Sophia Blackwell was born in Newcastle and read English at Oxford, where she started performing poetry in 2003. Since then, she has performed at Glastonbury, Edinburgh and many more of the major festivals. Her first poetry collection, Into Temptation, was published in 2009 and her novel, After My Own Heart, in 2012.
Sophia has worked in marketing within the publishing industry for over ten years and has experience in managing and promoting trade, academic and professional titles and a background in digital content marketing and publicity.

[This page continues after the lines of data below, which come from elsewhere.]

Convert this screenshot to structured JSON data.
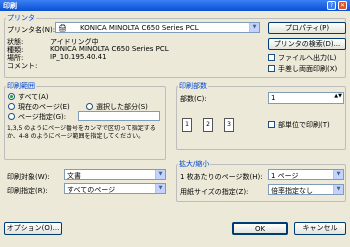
{
  "window": {
    "title": "印刷",
    "help_icon": "help-icon",
    "close_icon": "close-icon"
  },
  "printer": {
    "legend": "プリンタ",
    "name_label": "プリンタ名(N):",
    "name_value": "KONICA MINOLTA C650 Series PCL",
    "status_label": "状態:",
    "status_value": "アイドリング中",
    "type_label": "種類:",
    "type_value": "KONICA MINOLTA C650 Series PCL",
    "location_label": "場所:",
    "location_value": "IP_10.195.40.41",
    "comment_label": "コメント:",
    "comment_value": "",
    "properties_button": "プロパティ(P)",
    "find_button": "プリンタの検索(D)...",
    "print_to_file": "ファイルへ出力(L)",
    "manual_duplex": "手差し両面印刷(X)"
  },
  "range": {
    "legend": "印刷範囲",
    "all": "すべて(A)",
    "current": "現在のページ(E)",
    "selection": "選択した部分(S)",
    "pages": "ページ指定(G):",
    "pages_value": "",
    "hint": "1,3,5 のようにページ番号をカンマで区切って指定するか、4-8 のようにページ範囲を指定してください。"
  },
  "copies": {
    "legend": "印刷部数",
    "count_label": "部数(C):",
    "count_value": "1",
    "collate": "部単位で印刷(T)"
  },
  "print_what_label": "印刷対象(W):",
  "print_what_value": "文書",
  "print_label": "印刷指定(R):",
  "print_value": "すべてのページ",
  "zoom": {
    "legend": "拡大/縮小",
    "pages_per_sheet_label": "1 枚あたりのページ数(H):",
    "pages_per_sheet_value": "1 ページ",
    "scale_label": "用紙サイズの指定(Z):",
    "scale_value": "倍率指定なし"
  },
  "buttons": {
    "options": "オプション(O)...",
    "ok": "OK",
    "cancel": "キャンセル"
  }
}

Isobel Dixon grew up in South Africa, where her debut poetry collection Weather Eye won the Olive Schreiner Prize. She completed her post-graduate study in Edinburgh and works in London, where she is a director of the Blake Friedmann Literary Agency. Her further collections are A Fold in the Map and The Tempest Prognosticator and she co-wrote and performed in The Debris Field, a multi-media show about the RMS Titanic. Her work has been recorded for The Poetry Archive and in 2016 Mariscat will publish a pamphlet The Leonids and Nine Arches will publish her new collection, Bearings.
Photo by Jack Ladenburg
Alex Pryce has been involved with Poetry London since 2010, first as Listings Editor and later as a trustee. She holds a doctorate in contemporary poetry from the University of Oxford. She in communications in the Higher Education sector and teaches contemporary literature. She edited Magma Poetry 59, and is a regular reviewer and feature writer for UK literary magazines.
Karen McCarthy Woolf
Karen McCarthy Woolf holds an Arts and Humanities Research Council doctoral scholarship at the University of London, Royal Holloway where she is researching new ways of writing about nature and politics in the face of climate change. Her book An Aviary of Small Birds, published by Oxford Carcanet is A Poetry Book Society Recommendation and Forward Prize Best First Collection nominee. She was the recipient of a Prairie Schooner Glenna Luschei Award in 2015.
Jessica Alexander is a publishing lawyer. She worked for Penguin Books for several years, and since 2001 has been in-house counsel for a major academic publishing company which publishes medical and scientific journals, textbooks and reference works. She is also a trustee of the London Legal Support Trust and the Music of Life Foundation.